Again, like most border crossings we couldn't pre-order the currency for entering the country, so we asked a few exchange touts, haggled for the best deal and then hoped that we weren't too far off the bank rate. We only changed up the minimum needed for the day.
As it turns out, we got a good deal as the rate was marginally better in the banks. However, we were only allowed to change-up a maximum of $300usd each. If you have more than that you'll have to bank hop.

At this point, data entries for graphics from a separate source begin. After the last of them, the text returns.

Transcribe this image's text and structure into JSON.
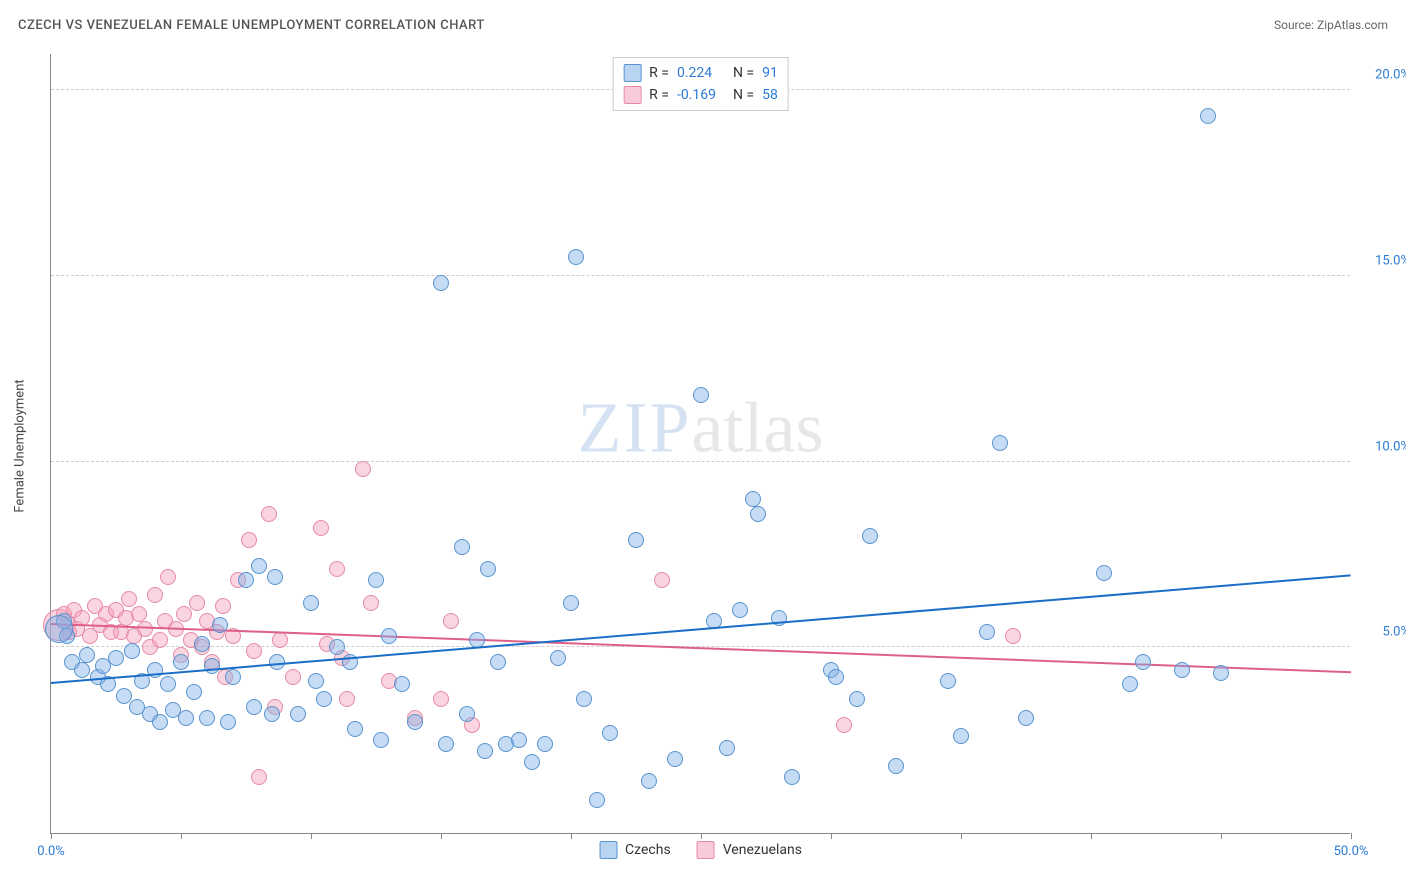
{
  "header": {
    "title": "CZECH VS VENEZUELAN FEMALE UNEMPLOYMENT CORRELATION CHART",
    "source_prefix": "Source: ",
    "source": "ZipAtlas.com"
  },
  "ylabel": "Female Unemployment",
  "watermark": {
    "part1": "ZIP",
    "part2": "atlas"
  },
  "chart": {
    "type": "scatter",
    "xlim": [
      0,
      50
    ],
    "ylim": [
      0,
      21
    ],
    "x_ticks": [
      0,
      5,
      10,
      15,
      20,
      25,
      30,
      35,
      40,
      45,
      50
    ],
    "x_tick_labels": {
      "0": "0.0%",
      "50": "50.0%"
    },
    "y_ticks": [
      5,
      10,
      15,
      20
    ],
    "y_tick_labels": {
      "5": "5.0%",
      "10": "10.0%",
      "15": "15.0%",
      "20": "20.0%"
    },
    "grid_color": "#cccccc",
    "axis_color": "#888888",
    "background_color": "#ffffff",
    "x_label_color": "#2b7bd6",
    "y_label_color": "#2b7bd6",
    "marker_base_radius": 8,
    "series": {
      "czechs": {
        "label": "Czechs",
        "fill": "rgba(128,176,230,0.45)",
        "stroke": "#5a94cf",
        "trend_color": "#1b6ec7",
        "trend_y_at_xmin": 4.0,
        "trend_y_at_xmax": 6.9,
        "points": [
          [
            0.5,
            5.7
          ],
          [
            0.6,
            5.3
          ],
          [
            0.3,
            5.5,
            14
          ],
          [
            0.8,
            4.6
          ],
          [
            1.2,
            4.4
          ],
          [
            1.4,
            4.8
          ],
          [
            1.8,
            4.2
          ],
          [
            2.0,
            4.5
          ],
          [
            2.2,
            4.0
          ],
          [
            2.5,
            4.7
          ],
          [
            2.8,
            3.7
          ],
          [
            3.1,
            4.9
          ],
          [
            3.3,
            3.4
          ],
          [
            3.5,
            4.1
          ],
          [
            3.8,
            3.2
          ],
          [
            4.0,
            4.4
          ],
          [
            4.2,
            3.0
          ],
          [
            4.5,
            4.0
          ],
          [
            4.7,
            3.3
          ],
          [
            5.0,
            4.6
          ],
          [
            5.2,
            3.1
          ],
          [
            5.5,
            3.8
          ],
          [
            5.8,
            5.1
          ],
          [
            6.0,
            3.1
          ],
          [
            6.2,
            4.5
          ],
          [
            6.5,
            5.6
          ],
          [
            6.8,
            3.0
          ],
          [
            7.0,
            4.2
          ],
          [
            7.5,
            6.8
          ],
          [
            7.8,
            3.4
          ],
          [
            8.0,
            7.2
          ],
          [
            8.5,
            3.2
          ],
          [
            8.7,
            4.6
          ],
          [
            8.6,
            6.9
          ],
          [
            9.5,
            3.2
          ],
          [
            10.0,
            6.2
          ],
          [
            10.2,
            4.1
          ],
          [
            10.5,
            3.6
          ],
          [
            11.0,
            5.0
          ],
          [
            11.5,
            4.6
          ],
          [
            11.7,
            2.8
          ],
          [
            12.5,
            6.8
          ],
          [
            12.7,
            2.5
          ],
          [
            13.0,
            5.3
          ],
          [
            13.5,
            4.0
          ],
          [
            14.0,
            3.0
          ],
          [
            15.0,
            14.8
          ],
          [
            15.2,
            2.4
          ],
          [
            15.8,
            7.7
          ],
          [
            16.0,
            3.2
          ],
          [
            16.4,
            5.2
          ],
          [
            16.7,
            2.2
          ],
          [
            16.8,
            7.1
          ],
          [
            17.2,
            4.6
          ],
          [
            17.5,
            2.4
          ],
          [
            18.0,
            2.5
          ],
          [
            18.5,
            1.9
          ],
          [
            19.0,
            2.4
          ],
          [
            19.5,
            4.7
          ],
          [
            20.0,
            6.2
          ],
          [
            20.2,
            15.5
          ],
          [
            20.5,
            3.6
          ],
          [
            21.0,
            0.9
          ],
          [
            21.5,
            2.7
          ],
          [
            22.5,
            7.9
          ],
          [
            23.0,
            1.4
          ],
          [
            24.0,
            2.0
          ],
          [
            25.0,
            11.8
          ],
          [
            25.5,
            5.7
          ],
          [
            26.0,
            2.3
          ],
          [
            26.5,
            6.0
          ],
          [
            27.0,
            9.0
          ],
          [
            27.2,
            8.6
          ],
          [
            28.0,
            5.8
          ],
          [
            28.5,
            1.5
          ],
          [
            30.0,
            4.4
          ],
          [
            30.2,
            4.2
          ],
          [
            31.0,
            3.6
          ],
          [
            31.5,
            8.0
          ],
          [
            32.5,
            1.8
          ],
          [
            34.5,
            4.1
          ],
          [
            35.0,
            2.6
          ],
          [
            36.0,
            5.4
          ],
          [
            36.5,
            10.5
          ],
          [
            37.5,
            3.1
          ],
          [
            40.5,
            7.0
          ],
          [
            41.5,
            4.0
          ],
          [
            42.0,
            4.6
          ],
          [
            43.5,
            4.4
          ],
          [
            44.5,
            19.3
          ],
          [
            45.0,
            4.3
          ]
        ]
      },
      "venezuelans": {
        "label": "Venezuelans",
        "fill": "rgba(244,160,185,0.45)",
        "stroke": "#e68aa8",
        "trend_color": "#de5f8a",
        "trend_y_at_xmin": 5.6,
        "trend_y_at_xmax": 4.3,
        "points": [
          [
            0.3,
            5.6,
            16
          ],
          [
            0.5,
            5.9
          ],
          [
            0.7,
            5.4
          ],
          [
            0.9,
            6.0
          ],
          [
            1.0,
            5.5
          ],
          [
            1.2,
            5.8
          ],
          [
            1.5,
            5.3
          ],
          [
            1.7,
            6.1
          ],
          [
            1.9,
            5.6
          ],
          [
            2.1,
            5.9
          ],
          [
            2.3,
            5.4
          ],
          [
            2.5,
            6.0
          ],
          [
            2.7,
            5.4
          ],
          [
            2.9,
            5.8
          ],
          [
            3.0,
            6.3
          ],
          [
            3.2,
            5.3
          ],
          [
            3.4,
            5.9
          ],
          [
            3.6,
            5.5
          ],
          [
            3.8,
            5.0
          ],
          [
            4.0,
            6.4
          ],
          [
            4.2,
            5.2
          ],
          [
            4.4,
            5.7
          ],
          [
            4.5,
            6.9
          ],
          [
            4.8,
            5.5
          ],
          [
            5.0,
            4.8
          ],
          [
            5.1,
            5.9
          ],
          [
            5.4,
            5.2
          ],
          [
            5.6,
            6.2
          ],
          [
            5.8,
            5.0
          ],
          [
            6.0,
            5.7
          ],
          [
            6.2,
            4.6
          ],
          [
            6.4,
            5.4
          ],
          [
            6.6,
            6.1
          ],
          [
            6.7,
            4.2
          ],
          [
            7.0,
            5.3
          ],
          [
            7.2,
            6.8
          ],
          [
            7.6,
            7.9
          ],
          [
            7.8,
            4.9
          ],
          [
            8.0,
            1.5
          ],
          [
            8.4,
            8.6
          ],
          [
            8.6,
            3.4
          ],
          [
            8.8,
            5.2
          ],
          [
            9.3,
            4.2
          ],
          [
            10.4,
            8.2
          ],
          [
            10.6,
            5.1
          ],
          [
            11.0,
            7.1
          ],
          [
            11.2,
            4.7
          ],
          [
            11.4,
            3.6
          ],
          [
            12.0,
            9.8
          ],
          [
            12.3,
            6.2
          ],
          [
            13.0,
            4.1
          ],
          [
            14.0,
            3.1
          ],
          [
            15.0,
            3.6
          ],
          [
            15.4,
            5.7
          ],
          [
            16.2,
            2.9
          ],
          [
            23.5,
            6.8
          ],
          [
            30.5,
            2.9
          ],
          [
            37.0,
            5.3
          ]
        ]
      }
    }
  },
  "legend_top": {
    "rows": [
      {
        "swatch_fill": "rgba(128,176,230,0.55)",
        "swatch_stroke": "#5a94cf",
        "r_label": "R =",
        "r_val": "0.224",
        "n_label": "N =",
        "n_val": "91"
      },
      {
        "swatch_fill": "rgba(244,160,185,0.55)",
        "swatch_stroke": "#e68aa8",
        "r_label": "R =",
        "r_val": "-0.169",
        "n_label": "N =",
        "n_val": "58"
      }
    ]
  },
  "legend_bottom": {
    "items": [
      {
        "swatch_fill": "rgba(128,176,230,0.55)",
        "swatch_stroke": "#5a94cf",
        "label": "Czechs"
      },
      {
        "swatch_fill": "rgba(244,160,185,0.55)",
        "swatch_stroke": "#e68aa8",
        "label": "Venezuelans"
      }
    ]
  }
}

First on that agenda was the Copan Ruins, and again due to our early start was completely quiet. Only a handful of tourists were there. Although the temples or setting aren't as 'wow' as other better known rivals, the sculptures win hands down and it's impressive just how well preserved they still are. There's a lot of wildlife in the surrounding countryside eg loads of colourful macaws and cheeky squirrels. We didn't get a guide as they were pricer than other ruins (and we find they all say the same things about the Mayans, sacrifices, temples, ball court, etc). We got the chance to go inside a huge tunnel in one of the temples. We were meant to pay for this, but no-one was about, so we just 'accidentally' walked in. It was interesting to see what lies beneath, but we're glad we didn't pay for it.
Next stop was Santa Rosa de Copan. We went to this developed town to find the cigar factory, but we just couldn't follow the local's conflicting directions, so gave up and headed to Gracias. Gracias is classed as highlight in Honduras, but we were underwhelmed. It has some attractive churches and view point, but in comparison to Mexico's colonial towns and Antigua in Gautemala, it fails to impress. The town is quiet in the evening and has a couple of tasty cheap eateries, but apart from the hot springs nearby, there's little to do. Unless you are going through this town, we wouldn't recommend going out of your way.
Our first impression of Honduras is that it's surprisingly mountainous with vast greenery and an almost English countryside appearance (but grander). Unfortunately, it seems that Mexico's famous topes (speed bumps) are back and there's a hidden pot holes to boot. Hoping these are just the conditions of the road on western side of Honduras.